Para mí es la fe la virtud teologal suprema. Una vez me confesé con un monje del Monte Athos. «¿Has cometido incesto, has matado, has robado?», me preguntó. «Si has hecho algunas de estas cosas, no te preocupes. Todo es perdonable. Sólo un pecado no es perdonable: no creer, no tener fe.» «Padre -le respondí-es ahí donde se necesita sanar.» Las obras que los cristianos edifiquen, incluida la caridad, son vanas sin la fe.
-Usted fue bautizado ortodoxo, pero ha recibido una educación católica. ¿Existe algún peligro de que se confundan las Iglesias en el mundo actual?
-Si. La Iglesia tiene tanto miedo de quedar fuera de la Historia que parece querer disolverse en ella. Ha entrado de tal forma en la Historia que se confunde con ella. De estar inmersa en la Historia, acaba sumergida por la Historia. La Iglesia debe estar por encima de la Historia para poder influir en ella. Y ha sucedido lo contrario, especialmente en los países del Este, donde la Iglesia ortodoxa está completamente al remolque de los poderes del Estado. Rogar por los hombres está bien, rogar por las naciones es excesivo.
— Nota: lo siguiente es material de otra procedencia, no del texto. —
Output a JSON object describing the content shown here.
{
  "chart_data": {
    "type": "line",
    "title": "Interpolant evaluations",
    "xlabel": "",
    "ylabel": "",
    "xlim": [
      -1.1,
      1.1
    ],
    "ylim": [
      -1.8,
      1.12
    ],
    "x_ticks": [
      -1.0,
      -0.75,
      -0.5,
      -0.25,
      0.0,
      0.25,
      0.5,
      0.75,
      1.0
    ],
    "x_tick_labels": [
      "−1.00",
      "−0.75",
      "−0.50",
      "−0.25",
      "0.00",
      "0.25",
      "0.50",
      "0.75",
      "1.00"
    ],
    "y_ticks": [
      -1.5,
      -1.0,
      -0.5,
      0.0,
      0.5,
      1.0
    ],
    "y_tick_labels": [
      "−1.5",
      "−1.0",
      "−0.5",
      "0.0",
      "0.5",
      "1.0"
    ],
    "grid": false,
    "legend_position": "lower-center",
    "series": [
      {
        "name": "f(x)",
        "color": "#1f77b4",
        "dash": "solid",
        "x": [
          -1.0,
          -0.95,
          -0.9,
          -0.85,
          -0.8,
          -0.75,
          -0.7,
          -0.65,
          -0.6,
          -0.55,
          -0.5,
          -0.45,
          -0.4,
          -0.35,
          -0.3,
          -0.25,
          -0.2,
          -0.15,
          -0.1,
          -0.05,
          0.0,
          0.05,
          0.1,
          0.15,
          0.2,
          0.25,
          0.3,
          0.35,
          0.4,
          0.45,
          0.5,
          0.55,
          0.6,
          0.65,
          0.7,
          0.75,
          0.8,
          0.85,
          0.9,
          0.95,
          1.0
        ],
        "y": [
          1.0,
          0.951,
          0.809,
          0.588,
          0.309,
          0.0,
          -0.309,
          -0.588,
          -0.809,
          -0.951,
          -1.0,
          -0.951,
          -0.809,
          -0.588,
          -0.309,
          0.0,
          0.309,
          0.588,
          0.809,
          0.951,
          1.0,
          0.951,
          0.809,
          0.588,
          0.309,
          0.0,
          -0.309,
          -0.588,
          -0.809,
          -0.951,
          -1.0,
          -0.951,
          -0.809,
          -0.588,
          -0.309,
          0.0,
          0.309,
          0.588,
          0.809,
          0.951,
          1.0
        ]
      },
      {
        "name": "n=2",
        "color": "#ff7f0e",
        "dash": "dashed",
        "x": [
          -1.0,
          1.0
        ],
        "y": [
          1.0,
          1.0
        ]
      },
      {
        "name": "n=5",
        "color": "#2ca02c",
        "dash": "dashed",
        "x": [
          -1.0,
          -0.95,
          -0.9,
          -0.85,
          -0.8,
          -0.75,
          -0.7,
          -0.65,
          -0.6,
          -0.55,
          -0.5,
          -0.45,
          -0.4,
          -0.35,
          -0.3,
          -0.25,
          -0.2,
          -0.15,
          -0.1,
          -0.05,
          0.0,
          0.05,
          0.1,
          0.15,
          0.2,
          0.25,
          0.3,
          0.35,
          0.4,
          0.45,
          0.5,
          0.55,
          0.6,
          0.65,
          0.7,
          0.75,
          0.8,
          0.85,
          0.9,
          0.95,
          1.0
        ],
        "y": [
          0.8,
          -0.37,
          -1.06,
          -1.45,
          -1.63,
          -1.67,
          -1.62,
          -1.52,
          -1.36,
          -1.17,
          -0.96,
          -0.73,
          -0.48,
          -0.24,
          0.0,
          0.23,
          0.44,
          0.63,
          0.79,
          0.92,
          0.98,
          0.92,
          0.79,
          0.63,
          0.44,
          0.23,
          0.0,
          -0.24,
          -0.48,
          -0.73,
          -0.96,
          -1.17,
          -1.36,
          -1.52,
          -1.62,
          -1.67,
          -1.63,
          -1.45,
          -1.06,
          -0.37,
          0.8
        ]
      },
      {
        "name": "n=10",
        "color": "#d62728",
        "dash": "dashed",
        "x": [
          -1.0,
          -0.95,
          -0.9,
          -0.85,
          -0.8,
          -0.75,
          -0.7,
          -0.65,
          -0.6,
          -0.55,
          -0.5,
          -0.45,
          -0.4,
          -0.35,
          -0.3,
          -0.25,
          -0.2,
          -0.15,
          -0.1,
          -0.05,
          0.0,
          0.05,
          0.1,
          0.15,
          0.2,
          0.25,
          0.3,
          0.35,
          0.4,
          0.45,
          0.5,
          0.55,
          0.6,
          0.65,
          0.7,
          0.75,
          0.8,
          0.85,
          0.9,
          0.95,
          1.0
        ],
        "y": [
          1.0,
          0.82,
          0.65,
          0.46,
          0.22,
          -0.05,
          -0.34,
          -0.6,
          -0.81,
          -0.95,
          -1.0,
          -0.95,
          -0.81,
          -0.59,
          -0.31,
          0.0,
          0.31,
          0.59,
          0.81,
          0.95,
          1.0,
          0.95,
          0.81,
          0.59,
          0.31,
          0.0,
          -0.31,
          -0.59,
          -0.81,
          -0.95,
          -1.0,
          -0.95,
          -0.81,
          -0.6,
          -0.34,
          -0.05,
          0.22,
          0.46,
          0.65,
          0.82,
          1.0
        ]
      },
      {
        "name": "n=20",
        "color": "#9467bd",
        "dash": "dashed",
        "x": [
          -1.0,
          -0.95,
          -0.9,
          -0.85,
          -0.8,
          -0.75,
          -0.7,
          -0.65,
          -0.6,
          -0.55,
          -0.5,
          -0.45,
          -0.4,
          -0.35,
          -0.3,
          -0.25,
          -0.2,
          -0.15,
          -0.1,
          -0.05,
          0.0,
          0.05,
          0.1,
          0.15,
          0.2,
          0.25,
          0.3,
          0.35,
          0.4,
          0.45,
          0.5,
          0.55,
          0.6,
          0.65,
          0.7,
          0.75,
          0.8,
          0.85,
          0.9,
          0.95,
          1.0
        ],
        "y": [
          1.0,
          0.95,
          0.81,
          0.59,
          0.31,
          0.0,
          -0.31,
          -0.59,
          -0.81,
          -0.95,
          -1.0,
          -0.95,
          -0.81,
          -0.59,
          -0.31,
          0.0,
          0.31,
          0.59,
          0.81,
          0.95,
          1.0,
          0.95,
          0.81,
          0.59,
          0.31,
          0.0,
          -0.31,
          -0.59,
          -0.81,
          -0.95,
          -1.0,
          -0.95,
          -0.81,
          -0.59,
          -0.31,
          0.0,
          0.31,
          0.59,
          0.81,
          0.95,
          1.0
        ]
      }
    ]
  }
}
Aunque también la Iglesia católica de Francia ha hecho cosas difíciles de olvidar.
Pensador solitario
-Una de sus obras más conocidas, «Rinocerontes», es la historia de un contagio ideológico en el que todos los hombres de la ciudad se transforman en rinocerontes, es decir, en hombres que reciben las ideas hechas. Todos, excepto uno que ofrece una valiente resistencia. ¿Hay un lugar, en la inteligencia o en el corazón del hombre, al cual acogerse para oponer resistencia a los rinocerontes que nos circundan?
-Sí, son las verdades fundamentales y permanentes que existen en el hombre y que no pueden ser extirpadas, sino, en todo caso, encubiertas. En ciertos hombres, estas exigencias originarias aparecen de modo evidente: son aquellos que tienen el valor de pensar por sí mismos.
En «Rinocerontes» evoqué la experiencia de los Guardias de Hierro en Rumania. Escogí esos animales porque tienen la piel tan gruesa que no es posible hendirla y es imposible cualquier diálogo.
Yo daría un consejo a los hombres: el de pensar por sí mismos y. sobre todo, elegir las minorías, no la turba. Yo fui considerado, primero, un intelectual de izquierda y, después, de derecha. Y. en cambio, siempre he sido un pensador solitario. Pensar a solas hace sufrir; aísla, pero vale la pena. Produce hombres.